I decided the evening before to prayer walk around the city. Quite honestly, it isn't something that I had done before. But I had the chance to pray in the city, so I didn't want to just sit at home.

Along the way, I started snapping photos on my iPod so that I could share my prayer walk with others. I wanted to take the abstract out of the idea of "Day of Prayer for European People."

I started at the Cathedral around the corner from my house. It's a beautiful  building, and it's huge! But it and what it represents is empty. On a Sunday morning the building was psychically empty when I went. What is taught is a religion of rules and prayers and liturgy. There is no relationship with Jesus Christ. In fact only 1% of the French population considers themselves evangelical Christians. Here I prayed that the people of Poitiers would come to a personal relationship with Jesus Christ.

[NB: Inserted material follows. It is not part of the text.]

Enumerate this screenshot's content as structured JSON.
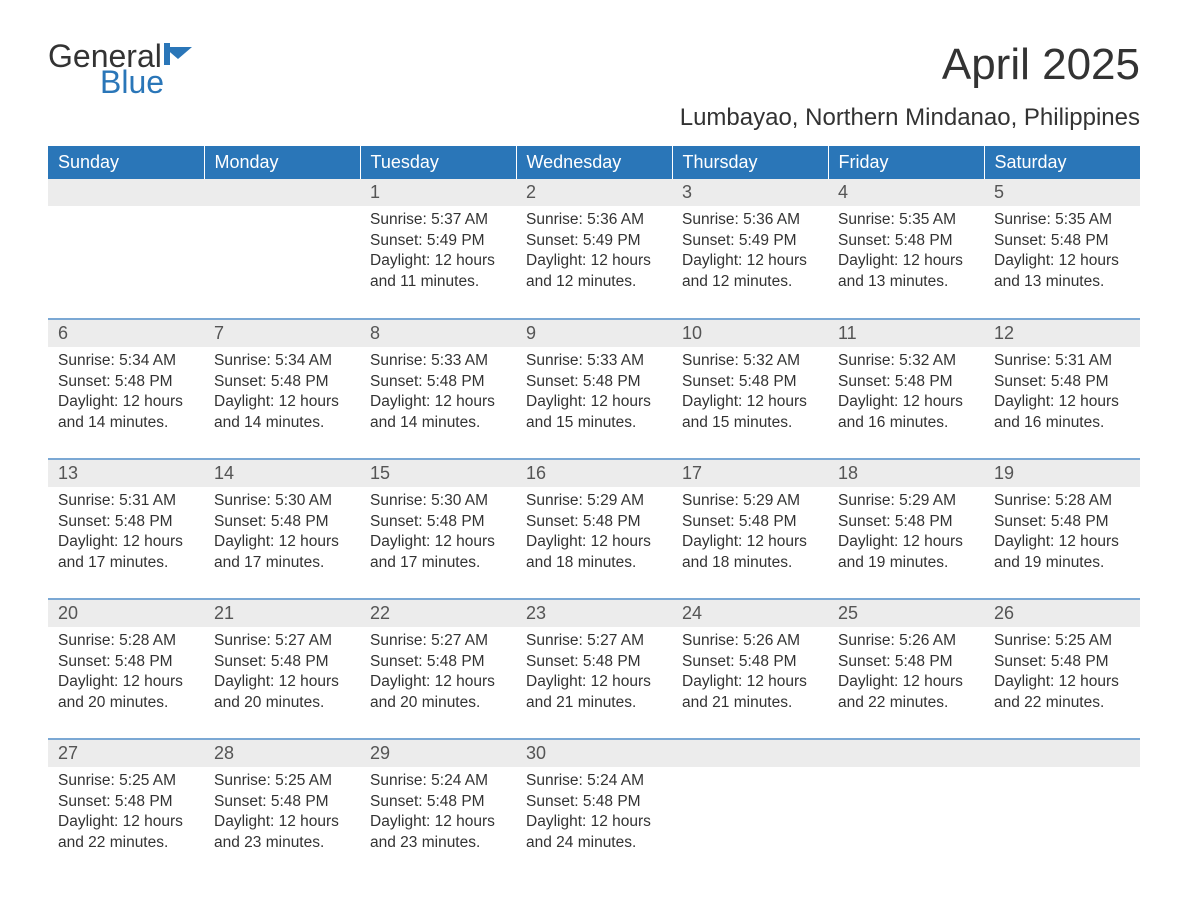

I walked the streets praying for the people who lived behind the doors and windows I passed. Then I came to my favorite boulangerie (French for a place where bread is sold). As I stood in the plaza, I prayed that the people of France, and specifically Poitiers, would find the Bread of Life - Jesus Christ.

As I walked through the shopping district of the city, I came to one of the bookstores in the city. I was reminded that 80% of French people have never owned or seen a Bible. I have several back home. I have access to it on each of my mobile devices and my computer. I have my hard copy Bible with me. But many of them have never even seen a Bible. I prayed that they would.

Next I walked to the train station.

I stood on the bridge overlooking the tracks. And I prayed that God would send students and professionals who love Him to this city to tell others.

I also stopped briefly outside of my school. It was a Sunday so the gates were closed, but I prayed on the sidewalk for the students - French and international - who attend to meet Jesus.

And last, but certainly not least, I prayed in my own studio. Why? Because it plays host to a Bible study each week for international students and occasionally French students. In fact, tonight we will have another such gathering.

Would you join me in continuing to pray for Poitiers? And would you pray for Bible study tonight and each Monday from now on?

Here are somethings you can pray for:

  • Me: pray that God will reveal what He wants me to say each week
  • International students: pray that God will lead them to come and to ask questions; pray that those who are coming who are Believers will invite others
  • French students: pray that French students will attend the Bible study as well
  • Leadership: pray that when I leave in December we will have leadership in place for the Bible study to continue next semester


  1. Excelent Post. Unfortunettly french people is forgetting any ties with God and any religions, atheism is normal, and christianism is seen just as a cultural legacy. It is extremly sad to see so beutiful old temples and realize how empty they are. However there are still some remaining groups, that dont have fear of showing their faith. I used to go to Saint Porchaire Church, which was allways full of people during sunday services, and with good relationship between people and Jesus. :)

    1. Yes, there are definitely some strong Christian communities in Europe!